I never stick to projects and I am absolutely horrible at organizing time. I used to tell people in high school that my problem is that I have undiagnosed ADD. Maybe that's true. It doesn't really matter though. If I've been undiagnosed this long I think I'll just stay that way. I think the last time I went to write in this blog I had actually written something very long and kind of depressing but then I accidentally deleted it all and figured that it just wasn't worth it to re-write everything.

I think I've changed my mind about that. I need to write to keep myself sane.
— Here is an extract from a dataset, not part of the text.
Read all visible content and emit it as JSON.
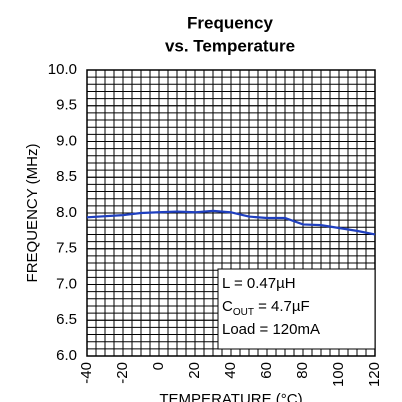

I talk to myself incessantly (not out loud of course) but the thing is my blathering is always in the form of a narrative and usually when I'm going on like that I think about where I should place commas. There are no real sentences, but I see the words in my head. I've always had trouble with commas. Am I losing it? Probably not. Probably never had it to begin with. I hope no one is reading this because this is me talking to myself tonight.

But somehow organizing the random thoughts in my head into visible sentences and putting it on virtual paper seems better than just thinking about typing notes on virtual paper and posting it up in this virtual space, I think.

Oh, well. Hopefully the wind will blow this way more often. I can't say that I'll be ready for it, though.